Bit Bash is a free independent games festival being held in Chicago on September 6. It's the pet project of Jamie Sanchez, a creative professional who lives in the city, as well as other indie game developers and other members of of the Indie City Collective, a game development association and co-working space on Chicago's North Side.
Sanchez says that the Chicago indie game scene is in need of better local as well as international promotion. With Bit Bash, she hopes to light a fire in the city and help promote the work of the growing enclave of developers there.
"I had been hearing rumblings in Chicago for the need for more community gatherings," Sanchez told Polygon. "The need to get people, the public, interested. Involved. Educated on some level about indie games.
"But we also needed something to help other developers converge on."
"There's a need in Chicago to get the public interested. Involved. Educated on some level about indie games."
The team that Sanchez came together around her includes Ryan Wiemeyer (The Men Who Wear Many Hats, Organ Trail), Rob Lach (Pop: Methodology Experiment One), Brice Puls, Andy Saia, Tom Eastman (Trinket Studios), Rob Lockhart (Codemancer), David Laskey (The Amiable, Tetrapulse), Lena Masek, John Murphy (The Young Horses, Octodad) and Kyle Bailey (Phosphor Games). Together they've made the decision to make a personal investment, both of their time and of their own money, to make sure the festival comes together.
"If we have a problem meeting our financial needs through sponsorships and donations," Sanchez said, "the Indie City Collective is willing to put money behind this because ... we want to see this happen. We want to see this succeed, from a personal angle, in hopes that the community will be more than willing to support this project going forward."
One of the event's early sponsors is Threadless. The T-shirt company is donating their parking lot as well as a large indoor space to the event, which will be open to the public.
"If it's a nice day," Sanchez says, "We're hoping to have some games set up in the parking lot, like Johann Sebastian Joust. I'm hoping to get that running as long as possible in that space.
"Inside we're looking at approximately six to seven projector setups; a number of stations with just computers where someone could sit down and take on a single player experience; a few arcade games and a couple of lounge spaces.

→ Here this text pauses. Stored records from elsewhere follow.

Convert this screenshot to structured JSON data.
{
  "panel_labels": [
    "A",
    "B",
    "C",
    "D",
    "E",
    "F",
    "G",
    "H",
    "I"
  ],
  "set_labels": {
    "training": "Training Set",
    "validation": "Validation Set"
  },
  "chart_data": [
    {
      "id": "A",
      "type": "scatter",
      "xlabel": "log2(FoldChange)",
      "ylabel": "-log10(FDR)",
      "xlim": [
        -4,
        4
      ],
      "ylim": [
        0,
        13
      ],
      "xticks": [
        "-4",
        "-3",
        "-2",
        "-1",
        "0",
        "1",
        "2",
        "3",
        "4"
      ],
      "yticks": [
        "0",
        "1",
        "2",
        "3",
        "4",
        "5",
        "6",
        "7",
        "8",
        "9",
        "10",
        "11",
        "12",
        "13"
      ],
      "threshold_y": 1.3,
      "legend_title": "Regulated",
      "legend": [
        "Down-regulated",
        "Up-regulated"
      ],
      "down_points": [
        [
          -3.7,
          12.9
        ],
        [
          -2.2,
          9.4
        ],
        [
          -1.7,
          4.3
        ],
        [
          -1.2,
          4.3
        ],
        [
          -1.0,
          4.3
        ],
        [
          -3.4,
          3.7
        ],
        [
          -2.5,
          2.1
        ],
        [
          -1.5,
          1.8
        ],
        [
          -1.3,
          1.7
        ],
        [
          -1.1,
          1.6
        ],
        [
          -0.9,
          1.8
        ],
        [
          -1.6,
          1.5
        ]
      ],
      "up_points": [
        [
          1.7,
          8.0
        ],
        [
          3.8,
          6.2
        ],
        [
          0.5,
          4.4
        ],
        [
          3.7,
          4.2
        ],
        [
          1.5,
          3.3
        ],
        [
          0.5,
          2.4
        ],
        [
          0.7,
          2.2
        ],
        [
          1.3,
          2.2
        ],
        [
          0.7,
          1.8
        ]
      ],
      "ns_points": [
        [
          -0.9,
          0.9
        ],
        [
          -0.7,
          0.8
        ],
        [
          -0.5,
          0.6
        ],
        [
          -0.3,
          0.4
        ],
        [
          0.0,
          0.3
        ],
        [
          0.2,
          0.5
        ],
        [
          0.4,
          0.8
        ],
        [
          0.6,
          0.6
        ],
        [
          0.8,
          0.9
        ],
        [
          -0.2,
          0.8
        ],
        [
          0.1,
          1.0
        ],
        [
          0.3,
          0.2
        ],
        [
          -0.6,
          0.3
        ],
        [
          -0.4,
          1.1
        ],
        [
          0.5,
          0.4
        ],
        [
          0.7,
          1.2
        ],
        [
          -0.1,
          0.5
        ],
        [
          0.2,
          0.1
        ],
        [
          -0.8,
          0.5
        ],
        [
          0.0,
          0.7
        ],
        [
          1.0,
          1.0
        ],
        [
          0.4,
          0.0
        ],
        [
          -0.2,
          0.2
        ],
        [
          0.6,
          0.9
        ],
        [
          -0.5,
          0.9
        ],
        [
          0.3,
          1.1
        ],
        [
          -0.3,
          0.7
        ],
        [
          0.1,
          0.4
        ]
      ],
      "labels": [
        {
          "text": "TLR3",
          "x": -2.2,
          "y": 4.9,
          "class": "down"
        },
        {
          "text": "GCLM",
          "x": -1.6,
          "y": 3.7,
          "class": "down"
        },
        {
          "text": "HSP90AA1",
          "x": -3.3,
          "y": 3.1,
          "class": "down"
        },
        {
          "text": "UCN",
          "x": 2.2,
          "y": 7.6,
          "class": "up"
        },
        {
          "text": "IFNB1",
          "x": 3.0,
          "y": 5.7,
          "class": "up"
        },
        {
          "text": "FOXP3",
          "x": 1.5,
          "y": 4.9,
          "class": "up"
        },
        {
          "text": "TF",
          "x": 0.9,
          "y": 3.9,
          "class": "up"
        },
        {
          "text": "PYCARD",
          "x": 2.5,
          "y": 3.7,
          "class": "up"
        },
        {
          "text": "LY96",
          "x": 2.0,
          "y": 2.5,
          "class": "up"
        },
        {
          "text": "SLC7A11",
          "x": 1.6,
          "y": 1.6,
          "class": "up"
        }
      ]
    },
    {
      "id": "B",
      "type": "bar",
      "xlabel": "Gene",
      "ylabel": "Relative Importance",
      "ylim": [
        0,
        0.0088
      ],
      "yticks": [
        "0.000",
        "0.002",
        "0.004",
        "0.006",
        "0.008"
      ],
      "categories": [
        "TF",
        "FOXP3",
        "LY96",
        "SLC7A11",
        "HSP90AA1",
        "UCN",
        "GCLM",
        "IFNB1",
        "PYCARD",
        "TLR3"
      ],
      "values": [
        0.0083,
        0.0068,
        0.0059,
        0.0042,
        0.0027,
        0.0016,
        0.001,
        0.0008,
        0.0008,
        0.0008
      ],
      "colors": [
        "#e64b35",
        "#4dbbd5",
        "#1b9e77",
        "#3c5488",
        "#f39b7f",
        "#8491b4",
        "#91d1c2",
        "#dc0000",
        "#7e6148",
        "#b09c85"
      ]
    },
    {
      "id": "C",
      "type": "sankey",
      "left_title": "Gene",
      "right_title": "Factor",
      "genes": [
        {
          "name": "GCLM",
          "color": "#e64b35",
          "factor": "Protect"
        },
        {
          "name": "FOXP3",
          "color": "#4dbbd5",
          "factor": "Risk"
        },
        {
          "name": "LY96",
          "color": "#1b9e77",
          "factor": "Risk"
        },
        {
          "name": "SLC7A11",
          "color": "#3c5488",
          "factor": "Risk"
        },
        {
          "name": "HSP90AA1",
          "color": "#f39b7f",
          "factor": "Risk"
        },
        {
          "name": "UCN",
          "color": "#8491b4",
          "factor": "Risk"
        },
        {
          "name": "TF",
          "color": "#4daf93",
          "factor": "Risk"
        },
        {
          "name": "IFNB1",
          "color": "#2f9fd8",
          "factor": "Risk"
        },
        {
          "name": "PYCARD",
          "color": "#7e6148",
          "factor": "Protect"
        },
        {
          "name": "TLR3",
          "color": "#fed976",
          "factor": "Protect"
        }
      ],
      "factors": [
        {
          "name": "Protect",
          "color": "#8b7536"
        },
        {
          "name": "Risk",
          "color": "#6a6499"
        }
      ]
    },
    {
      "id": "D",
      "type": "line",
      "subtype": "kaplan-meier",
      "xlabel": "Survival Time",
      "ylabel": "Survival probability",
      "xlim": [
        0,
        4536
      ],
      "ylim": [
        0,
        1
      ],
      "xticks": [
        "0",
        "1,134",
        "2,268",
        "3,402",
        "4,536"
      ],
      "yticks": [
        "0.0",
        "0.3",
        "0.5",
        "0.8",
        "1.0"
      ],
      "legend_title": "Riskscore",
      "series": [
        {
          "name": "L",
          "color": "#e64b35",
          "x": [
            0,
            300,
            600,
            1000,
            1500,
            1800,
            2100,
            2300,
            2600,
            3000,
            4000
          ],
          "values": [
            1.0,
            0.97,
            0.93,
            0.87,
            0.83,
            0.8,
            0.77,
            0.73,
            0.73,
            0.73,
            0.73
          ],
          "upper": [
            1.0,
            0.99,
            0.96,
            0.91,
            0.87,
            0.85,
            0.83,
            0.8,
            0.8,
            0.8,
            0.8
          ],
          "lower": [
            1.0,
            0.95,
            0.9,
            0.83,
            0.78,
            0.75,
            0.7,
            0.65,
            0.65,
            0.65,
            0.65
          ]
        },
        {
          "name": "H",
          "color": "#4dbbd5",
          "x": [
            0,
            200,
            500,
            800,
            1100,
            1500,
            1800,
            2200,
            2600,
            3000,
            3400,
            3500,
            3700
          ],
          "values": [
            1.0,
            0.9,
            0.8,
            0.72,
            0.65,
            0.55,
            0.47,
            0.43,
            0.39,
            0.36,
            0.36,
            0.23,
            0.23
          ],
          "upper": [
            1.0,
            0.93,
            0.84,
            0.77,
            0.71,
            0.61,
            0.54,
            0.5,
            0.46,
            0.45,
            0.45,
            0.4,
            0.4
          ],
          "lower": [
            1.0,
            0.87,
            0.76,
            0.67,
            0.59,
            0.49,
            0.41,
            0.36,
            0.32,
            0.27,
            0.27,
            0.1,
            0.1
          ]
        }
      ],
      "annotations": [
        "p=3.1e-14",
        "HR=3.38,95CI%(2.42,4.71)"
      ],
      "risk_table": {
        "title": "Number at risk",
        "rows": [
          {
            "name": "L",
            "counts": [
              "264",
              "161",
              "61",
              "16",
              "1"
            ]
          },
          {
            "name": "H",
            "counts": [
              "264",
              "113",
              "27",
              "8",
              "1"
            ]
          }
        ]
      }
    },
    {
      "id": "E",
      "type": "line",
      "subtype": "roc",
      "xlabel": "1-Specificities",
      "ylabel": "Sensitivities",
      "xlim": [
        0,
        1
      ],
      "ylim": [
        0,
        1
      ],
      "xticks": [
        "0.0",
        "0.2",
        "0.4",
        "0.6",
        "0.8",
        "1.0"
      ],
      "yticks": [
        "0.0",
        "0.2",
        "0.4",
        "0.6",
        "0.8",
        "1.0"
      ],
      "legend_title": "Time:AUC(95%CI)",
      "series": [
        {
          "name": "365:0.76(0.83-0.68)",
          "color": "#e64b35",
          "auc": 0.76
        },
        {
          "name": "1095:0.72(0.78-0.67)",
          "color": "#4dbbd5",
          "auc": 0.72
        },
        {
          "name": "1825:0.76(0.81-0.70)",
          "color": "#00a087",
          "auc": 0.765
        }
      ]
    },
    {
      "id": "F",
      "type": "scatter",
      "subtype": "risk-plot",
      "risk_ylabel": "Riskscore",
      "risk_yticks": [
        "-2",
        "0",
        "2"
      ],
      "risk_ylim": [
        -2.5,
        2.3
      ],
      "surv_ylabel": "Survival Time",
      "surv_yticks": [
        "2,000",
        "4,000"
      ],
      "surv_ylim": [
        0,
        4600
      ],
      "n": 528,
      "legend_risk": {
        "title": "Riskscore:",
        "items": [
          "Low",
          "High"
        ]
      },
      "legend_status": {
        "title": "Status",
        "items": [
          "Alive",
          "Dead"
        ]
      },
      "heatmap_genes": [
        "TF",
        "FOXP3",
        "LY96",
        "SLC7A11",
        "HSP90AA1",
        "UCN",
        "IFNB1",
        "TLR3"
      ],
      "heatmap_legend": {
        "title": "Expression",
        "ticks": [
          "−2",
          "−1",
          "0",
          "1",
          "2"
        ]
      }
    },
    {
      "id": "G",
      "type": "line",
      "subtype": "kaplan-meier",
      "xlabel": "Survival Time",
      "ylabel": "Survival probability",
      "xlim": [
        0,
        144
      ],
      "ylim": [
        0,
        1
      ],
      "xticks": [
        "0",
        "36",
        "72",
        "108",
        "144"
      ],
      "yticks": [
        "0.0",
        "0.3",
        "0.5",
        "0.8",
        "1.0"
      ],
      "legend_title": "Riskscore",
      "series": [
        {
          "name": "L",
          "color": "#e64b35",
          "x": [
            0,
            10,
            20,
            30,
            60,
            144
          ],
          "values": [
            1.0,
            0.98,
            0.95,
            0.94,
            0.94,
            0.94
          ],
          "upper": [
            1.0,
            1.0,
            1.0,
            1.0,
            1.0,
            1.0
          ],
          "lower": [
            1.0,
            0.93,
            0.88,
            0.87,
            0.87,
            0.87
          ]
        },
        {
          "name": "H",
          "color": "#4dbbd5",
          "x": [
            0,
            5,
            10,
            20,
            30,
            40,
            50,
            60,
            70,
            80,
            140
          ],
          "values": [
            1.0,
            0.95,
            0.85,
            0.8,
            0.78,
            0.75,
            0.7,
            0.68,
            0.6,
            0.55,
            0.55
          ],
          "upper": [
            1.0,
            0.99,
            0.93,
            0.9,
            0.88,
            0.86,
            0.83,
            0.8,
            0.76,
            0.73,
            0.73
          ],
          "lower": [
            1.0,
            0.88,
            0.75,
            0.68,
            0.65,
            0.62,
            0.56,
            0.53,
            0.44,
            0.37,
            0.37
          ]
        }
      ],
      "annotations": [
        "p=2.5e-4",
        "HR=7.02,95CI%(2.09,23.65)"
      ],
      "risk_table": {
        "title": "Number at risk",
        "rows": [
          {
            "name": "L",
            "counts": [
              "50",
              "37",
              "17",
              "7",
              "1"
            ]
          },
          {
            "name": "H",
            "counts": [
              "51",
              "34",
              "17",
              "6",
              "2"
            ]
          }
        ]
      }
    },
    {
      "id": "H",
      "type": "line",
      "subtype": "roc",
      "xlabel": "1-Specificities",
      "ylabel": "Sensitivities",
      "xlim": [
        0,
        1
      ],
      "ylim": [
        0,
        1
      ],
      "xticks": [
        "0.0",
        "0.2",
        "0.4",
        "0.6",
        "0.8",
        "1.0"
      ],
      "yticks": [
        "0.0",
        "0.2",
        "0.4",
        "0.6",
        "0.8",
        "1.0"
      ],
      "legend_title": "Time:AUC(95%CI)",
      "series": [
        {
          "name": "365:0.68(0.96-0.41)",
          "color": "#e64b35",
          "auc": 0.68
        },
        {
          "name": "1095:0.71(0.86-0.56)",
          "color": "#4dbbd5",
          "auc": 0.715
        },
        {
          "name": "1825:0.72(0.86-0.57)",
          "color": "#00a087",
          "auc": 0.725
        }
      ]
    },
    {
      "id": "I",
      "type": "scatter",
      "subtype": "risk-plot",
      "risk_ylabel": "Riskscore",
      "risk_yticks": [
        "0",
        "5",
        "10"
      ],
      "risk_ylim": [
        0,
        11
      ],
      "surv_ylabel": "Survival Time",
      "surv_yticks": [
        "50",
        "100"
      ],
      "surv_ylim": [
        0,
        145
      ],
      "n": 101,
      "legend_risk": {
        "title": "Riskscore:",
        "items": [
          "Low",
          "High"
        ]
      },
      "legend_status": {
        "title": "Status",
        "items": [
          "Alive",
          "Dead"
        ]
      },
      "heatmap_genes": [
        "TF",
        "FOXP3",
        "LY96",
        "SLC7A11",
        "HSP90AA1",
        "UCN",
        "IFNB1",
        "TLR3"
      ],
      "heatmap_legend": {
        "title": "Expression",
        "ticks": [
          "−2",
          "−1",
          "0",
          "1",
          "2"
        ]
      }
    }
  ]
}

"People can walk around this space, discover these games at their own pace. If they're more of the social type, they can go ahead and check out the projector games, local co-op games."
One of the goals is to have volunteers on hand by each game station to help walk new players, young and old, through these games. These game interpreters will be available for simple instruction and troubleshooting, but also to inform the public about the people behind the games.
Sanchez says that the team was inspired by similar events, like those held by The Wild Rumpus, that brought games to people who might not have been exposed to them in a public space before. But a big focus of Bit Bash is the promotion of the local game dev scene.
"Hopefully at each station we can get a good chunk of information about the game itself and why it's important to the community," Sanchez says. From 2 p.m. - 7 p.m. the event will be all ages, and after seven kids will be kicked out. That's when a DJ will set up shop for a more adult party until around midnight.
Chicago has long been called "the Second City," playing the historical second fiddle to the entertainment hub that is New York. But when it comes to game development, it's been a bit of a wasteland since Midway Games went out of business. The most recent Gamasutra salary survey says that game developers in the midwest region of the United States make, on average, $19,000 less per year than their counterparts in the West. Just by living there, the numbers say that game devs make 20 percent less than their peers.
It's a trend that Sanchez hopes to turn around by holding the Bit Bash festival.
"We hope that Bit Bash will be an opportunity to entice [indie developers] to stay in Chicago," Sanchez says. "There may be those who thought, ‘Gee, I'm never going to be able to support myself and my family off of the community here." There may be those who think they're entirely isolated, that they're the singular developer in Chicago that isn't working for a larger sized studio.
"They shouldn't have to move to California. We have resources right here and we invite them to be part of this community."
"I love Chicago. I hope to never leave. Ryan [Wiemeyer] and I, we've been together for a number of years ... Both of our livelihoods are here. Both of our families are here. We know that fear [of having to relocate] and we want to make this a more amicable place for developers to stay."
You can get your free ticket online, but organizers suggest you make a $10 donation. A portion of the proceeds from Bit Bash will go to benefit Chicago Loot Drop, a non-profit organization that supports University of Chicago's Comer Children's Hospital.
Edit: Changes have been made to reflect that the leadership for the event rests with the Indie City Collective as a whole, and not solely on Jamie Sanchez.